想起客廳還有個瘟神在那,她不情不願地開了房門,“沐華年,你不是走了嗎?怎麼又回來了?”那個又字咬得格外重,將她的幽怨表露無遺。
然而下一刻,目光不經意落到客廳的茶幾上,她的幽怨瞬時被驚喜代替,“呀!牛肉湯?”
沐華年將洗淨的碗筷遞給她,“還不過來趁熱喫。”回想前一刻的事,他瞪她一眼:“醫生說要保暖,可你生病還穿那麼少!”
“嗯嗯嗯,下次不會了。”看在牛肉湯的份上,虞錦瑟不跟他頂嘴,接過了碗筷,正要眉開眼笑地開動,一隻手伸過來,蓋住了湯碗。
“你攔着幹嘛,你該不會告訴我,你買回來就是爲了讓我看的吧。”虞錦瑟想了想,重重點頭,“對,兩個小時前你跟我吵過架,你確實是這種眥睚必報的人。”
“沒有人不讓你喫,但先聽我把話說完。”沐華年瞧着她,問:“你平時一個人在家就這麼穿的嗎?像剛纔那樣?”
“剛纔,你說浴袍嗎?我偶爾會,反正家裏只有我一個人嘛。”
沐華年正色道:“如果剛纔敲門的不是我,是別的男人,比如,隔壁的男鄰居,外面送水工,快遞員,水電工,外賣員,甚至一個敲門問路的陌生人。你這樣暴露的穿着,會不會很危險?”

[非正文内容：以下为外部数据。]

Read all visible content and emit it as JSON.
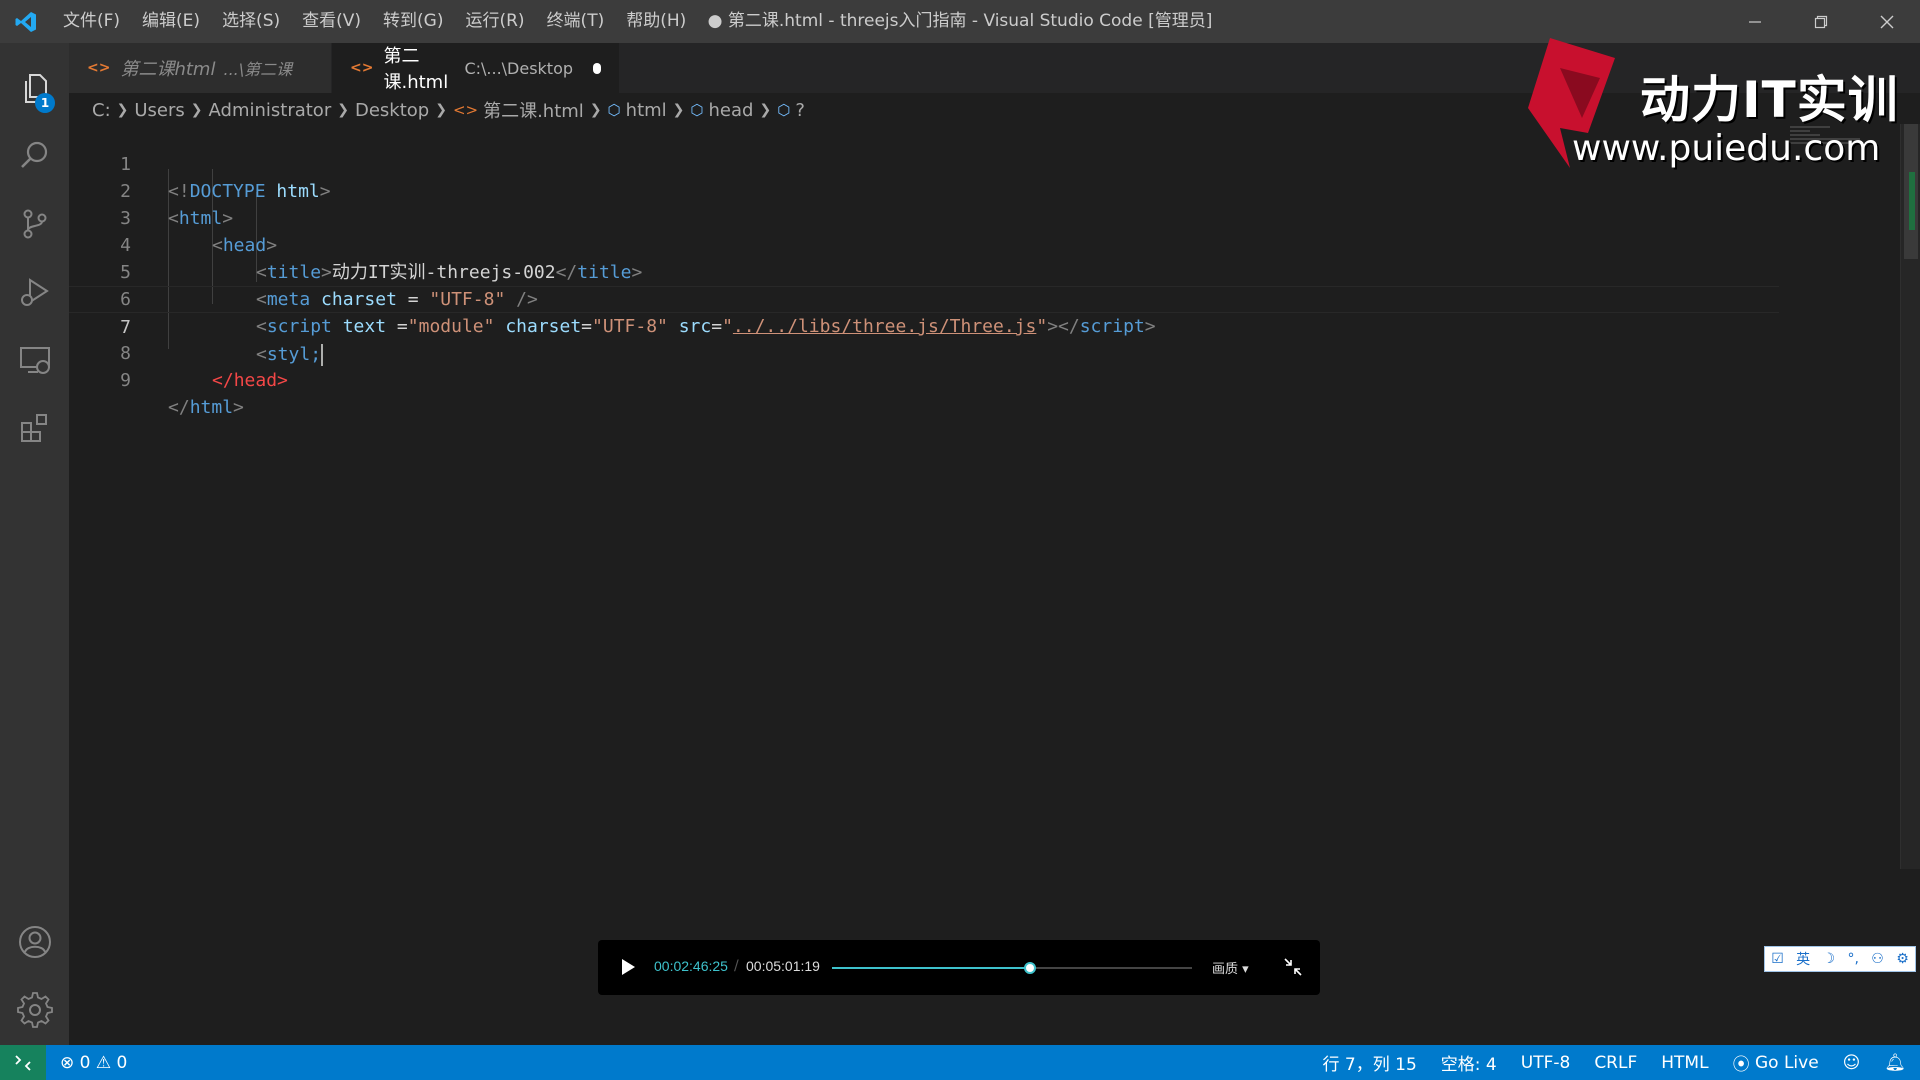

虞錦瑟沒答話,垂着頭,盯着他掌下嫋嫋散香的牛肉湯,那飄在高湯上的湘菜跟牛肉讓她的饞蟲一陣陣起鬨,可沐華年攔住不讓她喫,她因爲鬱悶忍不住將眉頭都皺在一起,心裏不斷咒罵小氣吧啦的沐華年——然而,這一幕在沐教導員的眼裏,卻是她已深刻知曉自己的錯誤,且有改過自新的悔悟表現。對此沐教導員表示很滿意,一改方纔的嚴肅,撫撫她的頭,溫聲道:“算了,知道就好,趁熱喫吧。”
阻攔撤去,虞錦瑟歡呼一聲,坐到沙發上,一手筷子,一手勺,呼嚕呼嚕喫得不亦樂乎,沐華年就那樣坐在一旁靜靜看着她。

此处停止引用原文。